In this case, practice made (almost) perfect, and I’m glad I did the test run. I doubt I’ll take up testing recipes first on a regular basis – who can be bothered? – but would love to know if you do. Are you a routine practiser or do you use your friends as guinea pigs? Any fabulous disaster stories? Do tell.


7 comments

  1. drooling just thinking about it


  2. I usually work through the recipe mentally first and look out for stuff that doesn’t seem right. One of the few times I decided to ignore my instincts was a Karen Martini recipe in The Age. As I was putting the Le Creuset dutch oven in the 230C fan-forced oven I was thinking, hmmm this does NOT seem right. Of course the knob on the lid exploded into a gazillion pieces about 20 mins later. When I advised the Age that they may want to take more care with their recipes they decided to take the position that I was either an idiot or had inferior equipment or possibly both. It seems Karen Martini is always right. Looking on the Le Creuset website I saw that 220C is the absolute max temp for their equipment.On a brighter note, LOVE Tamasin Day-Lewis recipes. Just did her tapenade stuffed eggs last week. A treat.


    • Hmm, very interesting Louise. Sounds like they’re dodging a little, doesn’t it. 230 degrees is pretty hot, isn’t it; perhaps there was a weeny typo or something involved that they didn’t want to admit to.

      I have never heard of TDL before now, but on your recommendation I shall look up more of them. Tapenade stuffed eggs, you say! How exotic, and how yum-sounding.

      On the practice front, I agree that a good look through the recipe first is essential. One of the nice things about having cooked for a long time is how your confidence grows in predicting whether things will taste right for you – I often tone down sugar in recipes if they sound too sweet, for example. I think the mark of an experienced cook is perhaps this very thing, the confidence to change and alter the recipe even before you begin.

      And Reemski, tell me if you make this, and whether you get good results.

      Also, does anybody know about buying crab meat, rather than whole crabs? I don’t think I’ve ever seen it for sale but when I’ve mentioned this mousse a few people have suggested just buying the meat. All I can visualise is ghastly ‘seafood extender’, that weird virulent-looking red and white stuff …

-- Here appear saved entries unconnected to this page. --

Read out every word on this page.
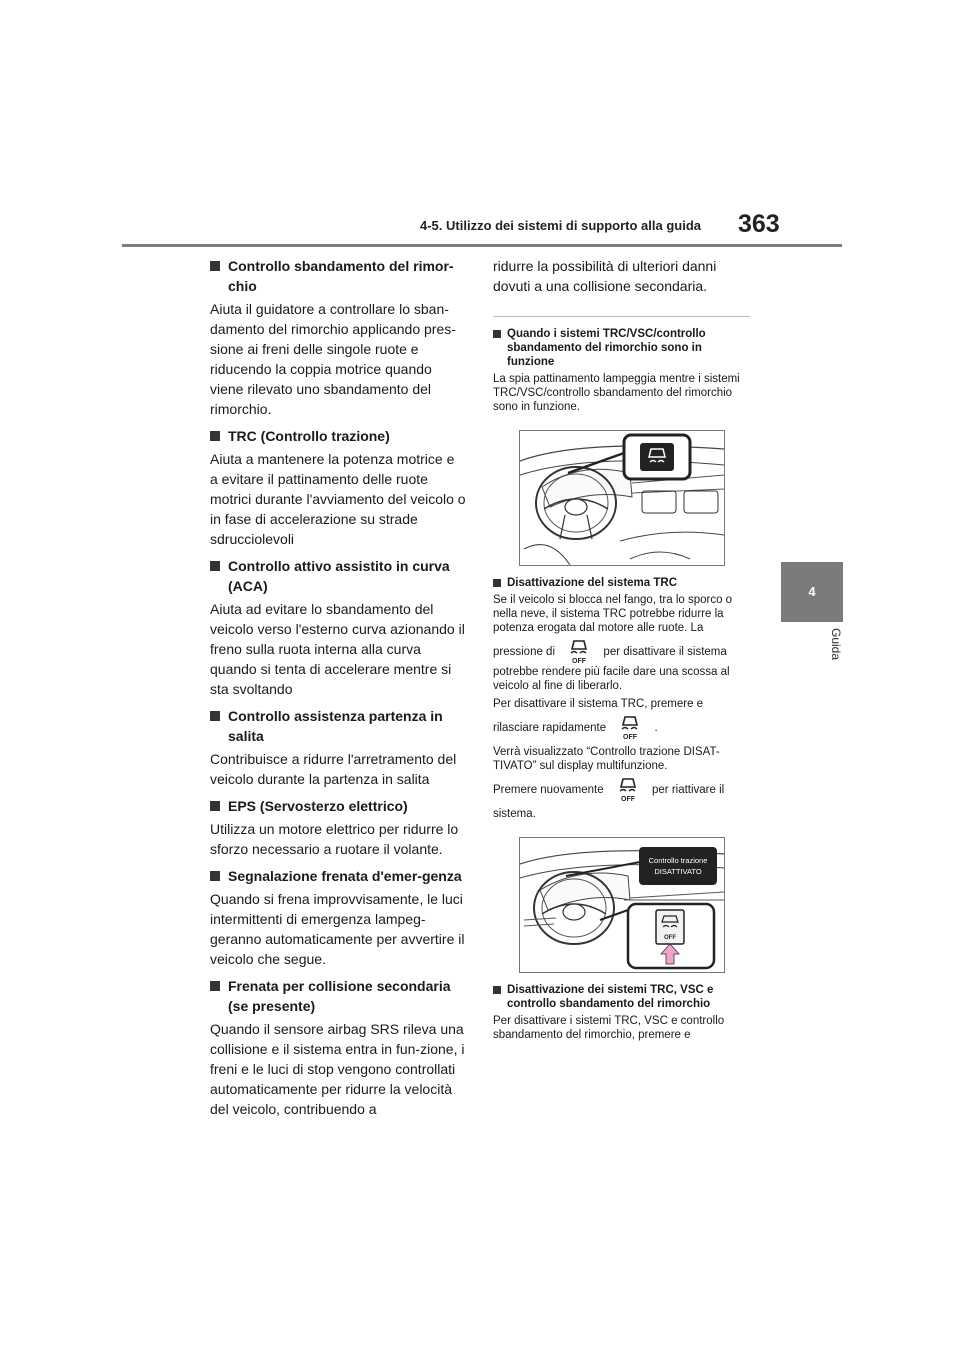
4-5. Utilizzo dei sistemi di supporto alla guida 363
4
Guida
Controllo sbandamento del rimor-chio
Aiuta il guidatore a controllare lo sban-damento del rimorchio applicando pres-sione ai freni delle singole ruote e riducendo la coppia motrice quando viene rilevato uno sbandamento del rimorchio.
TRC (Controllo trazione)
Aiuta a mantenere la potenza motrice e a evitare il pattinamento delle ruote motrici durante l'avviamento del veicolo o in fase di accelerazione su strade sdrucciolevoli
Controllo attivo assistito in curva (ACA)
Aiuta ad evitare lo sbandamento del veicolo verso l'esterno curva azionando il freno sulla ruota interna alla curva quando si tenta di accelerare mentre si sta svoltando
Controllo assistenza partenza in salita
Contribuisce a ridurre l'arretramento del veicolo durante la partenza in salita
EPS (Servosterzo elettrico)
Utilizza un motore elettrico per ridurre lo sforzo necessario a ruotare il volante.
Segnalazione frenata d'emer-genza
Quando si frena improvvisamente, le luci intermittenti di emergenza lampeg-geranno automaticamente per avvertire il veicolo che segue.
Frenata per collisione secondaria (se presente)
Quando il sensore airbag SRS rileva una collisione e il sistema entra in fun-zione, i freni e le luci di stop vengono controllati automaticamente per ridurre la velocità del veicolo, contribuendo a
ridurre la possibilità di ulteriori danni dovuti a una collisione secondaria.
Quando i sistemi TRC/VSC/controllo sbandamento del rimorchio sono in funzione
La spia pattinamento lampeggia mentre i sistemi TRC/VSC/controllo sbandamento del rimorchio sono in funzione.
Disattivazione del sistema TRC
Se il veicolo si blocca nel fango, tra lo sporco o nella neve, il sistema TRC potrebbe ridurre la potenza erogata dal motore alle ruote. La
pressione di
OFF
per disattivare il sistema
potrebbe rendere più facile dare una scossa al veicolo al fine di liberarlo.
Per disattivare il sistema TRC, premere e
rilasciare rapidamente
OFF
.
Verrà visualizzato “Controllo trazione DISAT-TIVATO” sul display multifunzione.
Premere nuovamente
OFF
per riattivare il
sistema.
Controllo trazione
DISATTIVATO
OFF
Disattivazione dei sistemi TRC, VSC e controllo sbandamento del rimorchio
Per disattivare i sistemi TRC, VSC e controllo sbandamento del rimorchio, premere e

  3. I cooked a disastrous piece of lamb in a salt dough/crust thing for our mutual friend the Lunging Latino. It was a Jared Ingersoll recipe and it was foul. I brought this splendid looking golden-crusted thing to the table, hacked into it with a sturdy knife to find this sad, grey, shrivelled piece of meat sitting in a murky puddle of its own juices. The salt had imparted some flavour but really drew moisture from lamb which effectively steamed, rather than roasted in its dough. Eeuuw. LL, displaying the impeccable manners for which we all love him, said it was great and politely chomped through it.

    Re crab meat, you can get good stuff in vac bags from the fish market at about $25 a kilo (when I last looked years ago). It’s nothing like the dreaded seafood extender.

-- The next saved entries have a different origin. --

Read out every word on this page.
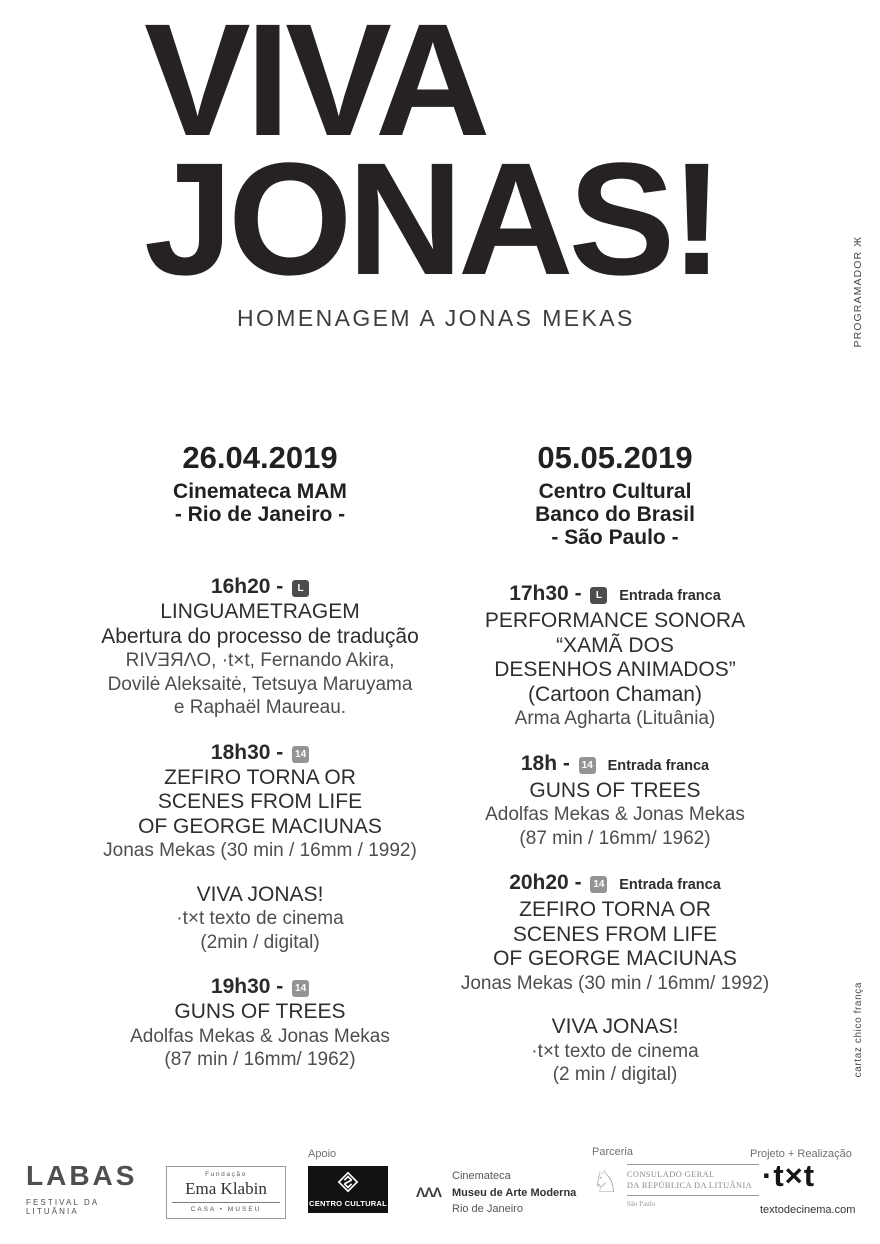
VIVA
JONAS!
HOMENAGEM A JONAS MEKAS	PROGRAMADOR Ж
cartaz chico frança
26.04.2019
Cinemateca MAM
- Rio de Janeiro -
16h20 - L
LINGUAMETRAGEM
Abertura do processo de tradução
RIVƎЯΛO, ·t×t, Fernando Akira,
Dovilė Aleksaitė, Tetsuya Maruyama
e Raphaël Maureau.
18h30 - 14
ZEFIRO TORNA OR
SCENES FROM LIFE
OF GEORGE MACIUNAS
Jonas Mekas (30 min / 16mm / 1992)
VIVA JONAS!
·t×t texto de cinema
(2min / digital)
19h30 - 14
GUNS OF TREES
Adolfas Mekas & Jonas Mekas
(87 min / 16mm/ 1962)
05.05.2019
Centro Cultural
Banco do Brasil
- São Paulo -
17h30 - L Entrada franca
PERFORMANCE SONORA
“XAMÃ DOS
DESENHOS ANIMADOS”
(Cartoon Chaman)
Arma Agharta (Lituânia)
18h - 14 Entrada franca
GUNS OF TREES
Adolfas Mekas & Jonas Mekas
(87 min / 16mm/ 1962)
20h20 - 14 Entrada franca
ZEFIRO TORNA OR
SCENES FROM LIFE
OF GEORGE MACIUNAS
Jonas Mekas (30 min / 16mm/ 1992)
VIVA JONAS!
·t×t texto de cinema
(2 min / digital)
LABAS
FESTIVAL DA LITUÂNIA
Fundação
Ema Klabin
CASA • MUSEU
Apoio
CENTRO CULTURAL
ΛΛΛ
Cinemateca
Museu de Arte Moderna
Rio de Janeiro
Parceria
♘ CONSULADO GERAL
DA REPÚBLICA DA LITUÂNIA
São Paulo
Projeto + Realização
·t×t
textodecinema.com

    • Oh don’t you hate it when that happens? Specially when you’ve spent BUCKS on meat. Boo Mr Ingersoll. Although his orange cake recipe is very good. Makes me seriously baulk at his ham cooked in HAY idea, which has always looked hellish.

      Good ol Lunger, can always be relied upon for impeccable behaviour. Thanks for the crabby tip too, will look out for it next time at the big fish market – I never go there but have not seen such crabbage at good old Faros Bros. Will look more closely next time.


  4. I want to hear about the grass clipping chick!


    • ha! Gully_girl, it was a mild sort of disaster. I think the proper name is something delicious-sounding about herbs and roasting blahdyblah, and it was from the otherwise impeccable Patricia Wells. It involved whizzing up a MOUNTAIN of fresh herbs including sorrel into a kind of paste, then painting an eggwash over a chicken and covering the chook in the herbs. Sounded great. But the result, when cooked as per the recipe, really tasted exactly like chicken coated in lawn clippings. Slightly bitter, sodden green slush. Not nice at all, but as I said, our guests Ms Ali and her beau were exceptionally polite. So much so I had to reward them with the dong do pork on another occasion. Now that one worked.